Depois que apareceu, Kappel resolveu estudar mais a garota, ainda que disfarçadamente e durante toda a refeição ele se manteve quieto e observador, tentando entrosar na conversa para desviar atenções suspeitas em direção a si.

Quando a mesa foi levantada ele se retirou com a desculpa de ter de atender uma chamada, mas seus passos o encaminharam diretamente à cozinha, onde pôs as luvas de borracha que havia guardado no bolso do casaco e pegou nos copos que pertenciam a Clara e a Brigitte, os colocando separadamente nas saquetas etiquetadas com os nomes de cada uma.

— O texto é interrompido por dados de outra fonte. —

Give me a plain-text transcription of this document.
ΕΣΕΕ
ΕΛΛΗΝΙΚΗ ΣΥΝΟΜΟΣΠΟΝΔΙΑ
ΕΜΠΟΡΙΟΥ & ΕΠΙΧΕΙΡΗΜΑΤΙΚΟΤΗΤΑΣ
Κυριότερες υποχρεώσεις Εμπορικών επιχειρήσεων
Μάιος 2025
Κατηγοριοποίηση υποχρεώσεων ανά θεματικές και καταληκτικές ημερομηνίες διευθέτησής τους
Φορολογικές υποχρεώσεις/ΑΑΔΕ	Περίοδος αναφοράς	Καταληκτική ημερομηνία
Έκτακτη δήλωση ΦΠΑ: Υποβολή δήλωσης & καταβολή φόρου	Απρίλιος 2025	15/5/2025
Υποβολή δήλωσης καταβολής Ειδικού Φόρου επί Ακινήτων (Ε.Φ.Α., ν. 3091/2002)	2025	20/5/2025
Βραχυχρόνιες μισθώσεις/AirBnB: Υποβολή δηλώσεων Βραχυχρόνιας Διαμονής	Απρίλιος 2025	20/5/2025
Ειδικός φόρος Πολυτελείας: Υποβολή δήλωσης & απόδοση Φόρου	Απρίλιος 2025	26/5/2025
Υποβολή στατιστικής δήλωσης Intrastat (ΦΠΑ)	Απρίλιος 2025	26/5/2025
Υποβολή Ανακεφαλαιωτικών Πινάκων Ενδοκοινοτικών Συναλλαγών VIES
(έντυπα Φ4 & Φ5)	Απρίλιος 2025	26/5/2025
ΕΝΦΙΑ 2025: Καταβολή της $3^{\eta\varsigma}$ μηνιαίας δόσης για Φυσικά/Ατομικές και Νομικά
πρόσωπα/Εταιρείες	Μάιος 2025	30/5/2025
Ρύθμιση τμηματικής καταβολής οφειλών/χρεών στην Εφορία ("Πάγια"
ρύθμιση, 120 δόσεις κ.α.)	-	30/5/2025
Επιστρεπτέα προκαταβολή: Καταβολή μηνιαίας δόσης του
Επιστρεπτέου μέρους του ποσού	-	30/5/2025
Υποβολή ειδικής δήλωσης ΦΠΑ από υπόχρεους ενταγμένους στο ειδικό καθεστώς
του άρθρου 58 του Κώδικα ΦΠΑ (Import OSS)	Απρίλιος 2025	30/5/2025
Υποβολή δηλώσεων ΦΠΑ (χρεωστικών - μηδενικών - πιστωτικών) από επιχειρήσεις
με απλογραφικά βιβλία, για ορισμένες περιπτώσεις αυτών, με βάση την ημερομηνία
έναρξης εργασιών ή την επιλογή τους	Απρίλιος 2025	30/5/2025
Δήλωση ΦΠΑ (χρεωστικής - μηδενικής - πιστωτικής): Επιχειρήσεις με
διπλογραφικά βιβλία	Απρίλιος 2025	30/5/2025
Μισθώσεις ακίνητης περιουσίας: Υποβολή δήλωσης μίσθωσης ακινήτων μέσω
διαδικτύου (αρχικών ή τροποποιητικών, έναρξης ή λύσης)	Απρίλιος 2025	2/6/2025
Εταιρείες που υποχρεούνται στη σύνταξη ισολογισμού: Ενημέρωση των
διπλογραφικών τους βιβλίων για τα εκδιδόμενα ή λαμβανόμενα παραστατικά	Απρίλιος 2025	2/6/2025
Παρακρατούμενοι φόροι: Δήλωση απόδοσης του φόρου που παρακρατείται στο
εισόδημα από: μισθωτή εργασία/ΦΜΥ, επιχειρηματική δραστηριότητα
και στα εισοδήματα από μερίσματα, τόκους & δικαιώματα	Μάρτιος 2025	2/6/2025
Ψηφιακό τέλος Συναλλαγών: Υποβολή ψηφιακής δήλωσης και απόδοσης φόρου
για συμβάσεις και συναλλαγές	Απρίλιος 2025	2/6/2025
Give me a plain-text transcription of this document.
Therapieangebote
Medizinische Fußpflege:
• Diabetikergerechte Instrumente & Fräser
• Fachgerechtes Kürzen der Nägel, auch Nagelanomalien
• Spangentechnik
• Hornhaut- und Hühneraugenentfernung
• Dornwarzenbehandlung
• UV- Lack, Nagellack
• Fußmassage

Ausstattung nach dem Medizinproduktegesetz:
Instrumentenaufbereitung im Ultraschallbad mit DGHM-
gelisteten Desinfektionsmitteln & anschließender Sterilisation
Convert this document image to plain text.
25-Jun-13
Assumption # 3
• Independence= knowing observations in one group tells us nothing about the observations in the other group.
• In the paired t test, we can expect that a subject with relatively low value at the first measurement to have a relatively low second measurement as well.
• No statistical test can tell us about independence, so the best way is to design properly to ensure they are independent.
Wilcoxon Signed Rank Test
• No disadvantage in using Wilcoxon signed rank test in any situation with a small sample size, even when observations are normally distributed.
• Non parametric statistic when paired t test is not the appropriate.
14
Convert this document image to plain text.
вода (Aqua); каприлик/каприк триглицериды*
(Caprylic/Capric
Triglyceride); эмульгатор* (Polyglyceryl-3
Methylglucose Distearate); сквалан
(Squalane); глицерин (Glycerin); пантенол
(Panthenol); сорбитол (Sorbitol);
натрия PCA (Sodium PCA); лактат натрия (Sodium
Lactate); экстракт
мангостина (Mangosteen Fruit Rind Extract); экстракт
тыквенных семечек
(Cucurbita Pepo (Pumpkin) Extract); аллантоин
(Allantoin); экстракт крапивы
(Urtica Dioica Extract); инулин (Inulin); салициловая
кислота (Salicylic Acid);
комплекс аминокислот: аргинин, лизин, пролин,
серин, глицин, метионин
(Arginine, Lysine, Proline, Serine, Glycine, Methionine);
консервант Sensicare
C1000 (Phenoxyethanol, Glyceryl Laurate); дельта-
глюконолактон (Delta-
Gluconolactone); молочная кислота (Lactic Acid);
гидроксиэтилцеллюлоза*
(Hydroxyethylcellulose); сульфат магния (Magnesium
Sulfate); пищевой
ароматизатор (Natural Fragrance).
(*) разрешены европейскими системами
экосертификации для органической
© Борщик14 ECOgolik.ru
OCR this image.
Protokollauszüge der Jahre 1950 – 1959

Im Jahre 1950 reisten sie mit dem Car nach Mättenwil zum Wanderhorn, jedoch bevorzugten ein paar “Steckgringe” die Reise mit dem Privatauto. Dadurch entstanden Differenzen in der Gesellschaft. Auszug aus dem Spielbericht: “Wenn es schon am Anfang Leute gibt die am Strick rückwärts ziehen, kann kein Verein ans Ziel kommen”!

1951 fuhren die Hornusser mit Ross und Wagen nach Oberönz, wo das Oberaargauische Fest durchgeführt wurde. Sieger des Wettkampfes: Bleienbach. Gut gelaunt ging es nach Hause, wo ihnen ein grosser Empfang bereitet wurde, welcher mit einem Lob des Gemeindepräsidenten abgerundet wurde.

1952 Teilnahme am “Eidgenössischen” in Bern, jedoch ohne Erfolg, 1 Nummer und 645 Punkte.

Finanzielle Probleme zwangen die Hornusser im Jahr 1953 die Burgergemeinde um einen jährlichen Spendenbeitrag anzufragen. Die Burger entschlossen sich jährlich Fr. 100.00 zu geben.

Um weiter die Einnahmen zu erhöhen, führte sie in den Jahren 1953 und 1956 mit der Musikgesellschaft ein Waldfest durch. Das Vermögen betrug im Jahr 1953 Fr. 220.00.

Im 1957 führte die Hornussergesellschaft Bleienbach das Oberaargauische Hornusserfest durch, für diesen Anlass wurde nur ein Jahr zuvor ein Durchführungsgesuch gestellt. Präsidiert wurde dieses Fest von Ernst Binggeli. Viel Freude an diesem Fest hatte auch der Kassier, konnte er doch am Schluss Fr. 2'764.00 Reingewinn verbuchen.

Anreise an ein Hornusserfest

Sem muito mais a perder nem tempo para dar explicações, Kappel saiu pelos fundos em direção à garagem, pegou a sua moto guardando as saquetas numa bolsa anexa do veículo e o montou. Do seu bolso ele retirou novamente o celular e discou o número que havia marcado mais cedo.

— Já tenho os materiais. Estou a caminho — informou sem muitas delongas, desligando a chamada logo em seguida e dando partida na moto.

Se aquela fosse realmente filha de Clara, Kappel precisava de saber com todas as certezas. Pois caso não fosse, logo ela seria desmascarada.